Alexander, who also teaches private lessons, said more people of color should seek out music therapy, because music is central to Black culture. Slaves chanted and sang spirituals while on the plantation and artists in genres from the blues to hip-hop expressed themselves and influenced global culture through music.
“Music is therapy for us,” Alexander said. “When you’re writing songs about how you came up, your upbringing, how you express it, is music therapy. It wasn’t even a few years ago with George Floyd and the madness that was 2020 over the pandemic, you still had individuals marching out screaming, ‘We’re Gonna be Alright,’ by Kendrick Lamar.”
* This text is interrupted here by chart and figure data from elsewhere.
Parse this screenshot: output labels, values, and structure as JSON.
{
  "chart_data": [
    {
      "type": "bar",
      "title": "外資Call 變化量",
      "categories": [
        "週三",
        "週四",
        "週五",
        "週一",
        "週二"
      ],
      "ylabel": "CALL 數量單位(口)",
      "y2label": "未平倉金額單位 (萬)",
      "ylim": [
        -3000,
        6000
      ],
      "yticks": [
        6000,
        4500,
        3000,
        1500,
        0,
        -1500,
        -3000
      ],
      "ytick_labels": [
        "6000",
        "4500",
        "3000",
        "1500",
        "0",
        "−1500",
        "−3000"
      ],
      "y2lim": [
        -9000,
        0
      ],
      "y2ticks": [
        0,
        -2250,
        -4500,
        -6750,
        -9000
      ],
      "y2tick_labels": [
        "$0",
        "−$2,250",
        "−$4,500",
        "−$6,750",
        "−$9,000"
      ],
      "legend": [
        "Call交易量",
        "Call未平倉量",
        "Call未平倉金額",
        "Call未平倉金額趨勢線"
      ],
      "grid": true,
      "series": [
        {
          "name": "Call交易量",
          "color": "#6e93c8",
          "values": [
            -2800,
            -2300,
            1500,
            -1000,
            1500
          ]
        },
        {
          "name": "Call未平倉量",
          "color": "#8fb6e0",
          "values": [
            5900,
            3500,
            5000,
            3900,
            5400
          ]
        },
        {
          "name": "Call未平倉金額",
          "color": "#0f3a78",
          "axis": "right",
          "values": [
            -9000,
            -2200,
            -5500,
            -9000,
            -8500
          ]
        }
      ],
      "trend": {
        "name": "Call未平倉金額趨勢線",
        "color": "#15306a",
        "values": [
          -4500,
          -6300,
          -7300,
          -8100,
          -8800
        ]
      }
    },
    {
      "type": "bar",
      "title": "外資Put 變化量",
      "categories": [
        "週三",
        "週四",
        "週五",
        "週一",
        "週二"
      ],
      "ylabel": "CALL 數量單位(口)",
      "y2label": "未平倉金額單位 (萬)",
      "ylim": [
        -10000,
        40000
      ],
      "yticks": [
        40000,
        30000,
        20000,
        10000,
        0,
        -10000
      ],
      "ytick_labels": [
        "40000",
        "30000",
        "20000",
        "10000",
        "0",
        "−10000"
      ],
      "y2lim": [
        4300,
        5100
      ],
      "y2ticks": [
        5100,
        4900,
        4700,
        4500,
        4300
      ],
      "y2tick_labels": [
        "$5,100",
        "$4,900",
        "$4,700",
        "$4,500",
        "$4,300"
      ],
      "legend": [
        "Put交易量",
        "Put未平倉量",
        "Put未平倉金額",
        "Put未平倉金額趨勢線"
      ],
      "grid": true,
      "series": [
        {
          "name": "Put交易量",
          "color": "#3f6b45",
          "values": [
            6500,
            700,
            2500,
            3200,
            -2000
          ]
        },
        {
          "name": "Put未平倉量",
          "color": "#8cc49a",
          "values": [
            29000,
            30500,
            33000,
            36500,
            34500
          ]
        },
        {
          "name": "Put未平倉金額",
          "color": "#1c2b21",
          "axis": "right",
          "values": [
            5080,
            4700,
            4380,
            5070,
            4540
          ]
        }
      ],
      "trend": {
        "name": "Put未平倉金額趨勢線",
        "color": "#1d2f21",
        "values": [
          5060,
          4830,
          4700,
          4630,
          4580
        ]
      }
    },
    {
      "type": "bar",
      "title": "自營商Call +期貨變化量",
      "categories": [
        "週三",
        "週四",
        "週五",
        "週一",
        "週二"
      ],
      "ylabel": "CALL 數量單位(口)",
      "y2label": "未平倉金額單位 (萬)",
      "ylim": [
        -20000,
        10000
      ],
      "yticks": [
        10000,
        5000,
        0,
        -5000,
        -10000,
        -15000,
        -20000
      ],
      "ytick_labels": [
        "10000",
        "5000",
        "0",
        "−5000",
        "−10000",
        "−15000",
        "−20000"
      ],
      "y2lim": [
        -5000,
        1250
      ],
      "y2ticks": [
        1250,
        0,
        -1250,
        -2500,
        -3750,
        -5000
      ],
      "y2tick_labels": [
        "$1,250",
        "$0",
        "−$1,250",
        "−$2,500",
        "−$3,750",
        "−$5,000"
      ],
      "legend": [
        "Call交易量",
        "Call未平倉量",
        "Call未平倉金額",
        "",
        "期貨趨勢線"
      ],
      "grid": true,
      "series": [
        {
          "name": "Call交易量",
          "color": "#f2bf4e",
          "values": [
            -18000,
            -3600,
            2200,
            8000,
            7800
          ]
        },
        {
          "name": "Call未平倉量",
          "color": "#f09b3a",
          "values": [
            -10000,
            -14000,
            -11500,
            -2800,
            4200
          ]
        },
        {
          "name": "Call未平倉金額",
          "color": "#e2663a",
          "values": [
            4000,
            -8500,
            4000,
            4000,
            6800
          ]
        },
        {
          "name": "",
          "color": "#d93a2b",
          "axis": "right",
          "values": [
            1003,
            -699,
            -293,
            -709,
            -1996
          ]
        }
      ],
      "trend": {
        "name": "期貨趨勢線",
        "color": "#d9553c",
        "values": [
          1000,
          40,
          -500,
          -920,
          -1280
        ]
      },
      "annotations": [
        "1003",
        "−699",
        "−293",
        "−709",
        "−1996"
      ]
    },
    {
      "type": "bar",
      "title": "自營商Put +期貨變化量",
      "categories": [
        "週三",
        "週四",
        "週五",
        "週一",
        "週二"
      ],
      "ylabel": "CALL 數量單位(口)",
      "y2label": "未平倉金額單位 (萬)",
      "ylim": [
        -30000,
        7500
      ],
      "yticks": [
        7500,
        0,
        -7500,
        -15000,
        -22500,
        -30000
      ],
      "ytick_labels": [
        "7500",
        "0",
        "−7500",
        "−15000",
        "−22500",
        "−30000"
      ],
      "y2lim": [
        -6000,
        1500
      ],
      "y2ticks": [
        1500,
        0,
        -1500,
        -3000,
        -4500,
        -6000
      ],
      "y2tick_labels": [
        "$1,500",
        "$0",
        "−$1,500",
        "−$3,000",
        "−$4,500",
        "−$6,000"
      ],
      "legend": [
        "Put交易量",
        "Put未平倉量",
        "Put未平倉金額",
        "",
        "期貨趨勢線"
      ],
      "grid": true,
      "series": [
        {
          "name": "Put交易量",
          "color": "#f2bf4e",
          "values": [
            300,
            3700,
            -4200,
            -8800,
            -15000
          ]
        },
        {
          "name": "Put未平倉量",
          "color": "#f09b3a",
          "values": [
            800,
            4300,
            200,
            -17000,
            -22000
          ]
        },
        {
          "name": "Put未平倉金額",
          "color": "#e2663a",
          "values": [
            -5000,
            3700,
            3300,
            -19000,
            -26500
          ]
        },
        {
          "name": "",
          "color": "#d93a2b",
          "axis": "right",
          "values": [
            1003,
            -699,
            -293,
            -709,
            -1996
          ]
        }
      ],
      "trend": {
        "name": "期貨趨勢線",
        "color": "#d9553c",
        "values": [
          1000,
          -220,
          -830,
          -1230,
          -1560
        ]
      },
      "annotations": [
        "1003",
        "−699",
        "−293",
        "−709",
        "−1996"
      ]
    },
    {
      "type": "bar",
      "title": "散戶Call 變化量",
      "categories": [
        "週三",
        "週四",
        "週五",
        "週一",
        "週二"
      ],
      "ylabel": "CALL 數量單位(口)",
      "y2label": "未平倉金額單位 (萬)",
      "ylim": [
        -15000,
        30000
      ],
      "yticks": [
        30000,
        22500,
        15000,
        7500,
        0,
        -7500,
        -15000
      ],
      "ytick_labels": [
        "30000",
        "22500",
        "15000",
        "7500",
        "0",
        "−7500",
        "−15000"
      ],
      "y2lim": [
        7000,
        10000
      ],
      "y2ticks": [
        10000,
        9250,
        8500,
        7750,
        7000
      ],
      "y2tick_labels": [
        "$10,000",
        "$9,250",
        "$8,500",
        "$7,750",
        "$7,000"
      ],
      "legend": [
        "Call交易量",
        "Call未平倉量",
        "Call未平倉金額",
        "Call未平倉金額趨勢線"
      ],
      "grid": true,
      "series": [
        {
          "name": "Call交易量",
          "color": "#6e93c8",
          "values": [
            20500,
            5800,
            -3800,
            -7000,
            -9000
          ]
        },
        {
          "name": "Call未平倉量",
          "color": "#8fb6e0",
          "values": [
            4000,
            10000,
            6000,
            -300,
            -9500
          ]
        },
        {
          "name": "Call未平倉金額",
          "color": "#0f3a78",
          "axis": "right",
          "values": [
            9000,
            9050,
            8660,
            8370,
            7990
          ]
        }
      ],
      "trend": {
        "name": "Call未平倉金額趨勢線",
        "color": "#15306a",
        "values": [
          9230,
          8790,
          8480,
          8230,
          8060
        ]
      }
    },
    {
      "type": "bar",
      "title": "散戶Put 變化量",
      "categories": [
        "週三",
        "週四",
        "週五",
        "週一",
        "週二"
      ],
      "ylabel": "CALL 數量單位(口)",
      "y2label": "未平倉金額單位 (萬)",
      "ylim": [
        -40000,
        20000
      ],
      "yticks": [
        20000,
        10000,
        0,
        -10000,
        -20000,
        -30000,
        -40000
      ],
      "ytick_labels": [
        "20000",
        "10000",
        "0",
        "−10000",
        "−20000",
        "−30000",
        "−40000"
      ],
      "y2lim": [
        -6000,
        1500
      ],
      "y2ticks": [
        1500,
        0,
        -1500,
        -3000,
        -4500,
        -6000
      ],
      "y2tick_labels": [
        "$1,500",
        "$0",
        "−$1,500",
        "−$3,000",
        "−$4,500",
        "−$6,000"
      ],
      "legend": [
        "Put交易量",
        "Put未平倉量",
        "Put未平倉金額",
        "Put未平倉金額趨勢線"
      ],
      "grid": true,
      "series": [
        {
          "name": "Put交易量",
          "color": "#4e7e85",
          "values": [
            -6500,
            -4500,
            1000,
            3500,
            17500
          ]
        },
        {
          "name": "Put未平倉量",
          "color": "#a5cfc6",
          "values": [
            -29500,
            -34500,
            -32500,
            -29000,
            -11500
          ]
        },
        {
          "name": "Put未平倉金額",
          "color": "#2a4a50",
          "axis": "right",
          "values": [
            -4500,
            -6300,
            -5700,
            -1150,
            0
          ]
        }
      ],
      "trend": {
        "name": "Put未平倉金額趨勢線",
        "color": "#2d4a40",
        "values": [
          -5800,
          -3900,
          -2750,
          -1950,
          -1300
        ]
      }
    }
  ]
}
Alexander, 30, will typically ask patients what song they would like to hear and can learn and play it within minutes.
Younger children may request “The Wheels on The Bus” or “Let it Go,” the hit song from the Disney movie “Frozen.” Teenagers, on the other hand, may request pop or hip-hop songs.
“People think like, oh, you use Lil Uzi Vert, or use Juice World inside music therapy. Yeah we do,” Alexander said. “We use Nicki Minaj. Even going to the other side, we use Tim McGraw. We’ve used Michael Jackson. We’ve used Adele. We’ve used anybody you can name.”
Some other songs he knows how to play by heart on the guitar is “If I Ain’t Got You” by Alicia Keys, “On & On” by Erykah Badu, “So Fresh, So Clean” by Outkast and “Can You Stand the Rain” by New Edition.
Alexander aims to use his craft to uplift the Black community.
“I did see a niche or rather a vision that I have for myself when it came to music therapy,” he said. “My ultimate goal is to see if I can get music therapy out to different [historically Black colleges] crossing over the Cast Coast.”
Howard University is the only HBCU that offers a music therapy program in the Mid-Atlantic Region of the American Music Therapy Association.
Moten said she has never tried music therapy, but it is on her “bucket list” to try.
“I’m definitely not opposed to it,” she said, “because I do use it a lot throughout the day to just kind of control my mood and stay in a good mental space so I can stay productive so that other things aren’t stressing me out about my day.”